Nessa perspectiva, ao compreender o ser humano como um ente, a

priori, sensível, defendemos fazer parte de um letramento adequado a

elaboração de novas abordagens de ensino que levem em consideração outras

semioses – além da palavra – como instâncias igualmente significativas na

composição dos textos. Muito embora este trabalho não tenha esse fim – o de

elaborar uma abordagem aplicada ao ensino –, ele suscita a reflexão sobre a

necessidade da construção de novos paradigmas nesse campo.

2. O processamento da palavra e da imagem

Fodor (1983 apud KENEDY, 2010), em sua concepção da modularidade

da mente, dissemina a ideia de que a mente humana divide-se em módulos

especializados na execução de tarefas específicas, os quais, por sua vez, são

governados por suas próprias leis e princípios. Com efeito, tal hipótese tem sido

sustentada por inúmeras evidências empíricas, uma vez que é possível mapear

diferentes tipos de atividades mentais em áreas bem específicas do cérebro.

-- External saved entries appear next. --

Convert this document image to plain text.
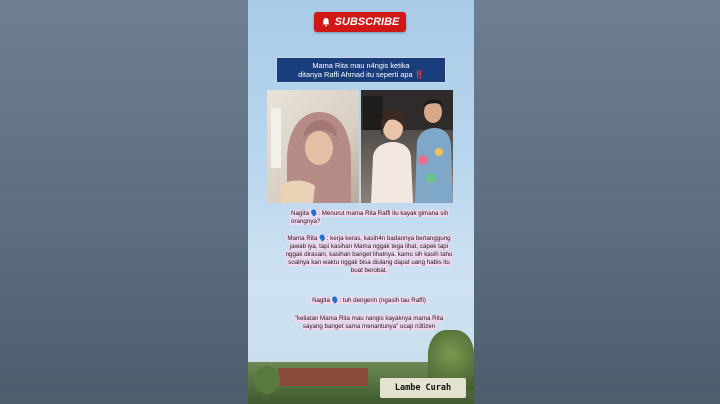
SUBSCRIBE
Mama Rita mau n4ngis ketika
ditanya Raffi Ahmad itu seperti apa ‼️
Nagita 🗣️: Menurut mama Rita Raffi itu kayak gimana sih orangnya?
Mama Rita 🗣️: kerja keras, kasih4n badannya bertanggung jawab iya, tapi kasihan Mama nggak tega lihat, capek tapi nggak dirasain, kasihan banget lihatnya. kamu sih kasih tahu soalnya kan waktu nggak bisa diulang dapat uang habis itu buat berobat.
Nagita 🗣️: tuh dengerin (ngasih tau Raffi)
"keliatan Mama Rita mau nangis kayaknya mama Rita sayang banget sama menantunya" ucap n3tizen
Lambe Curah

Nessa perspectiva, estímulos visuais, no que tange à imagem, são processados

diferente e separadamente de estímulos linguísticos, ponto de vista

razoavelmente evidente, uma vez que, pela nossa experiência de leitura, o

processamento não é simultâneo. As abordagens de leitura do plano verbal e

do visual se diferem, de modo que analisamos primeiro um, depois o outro.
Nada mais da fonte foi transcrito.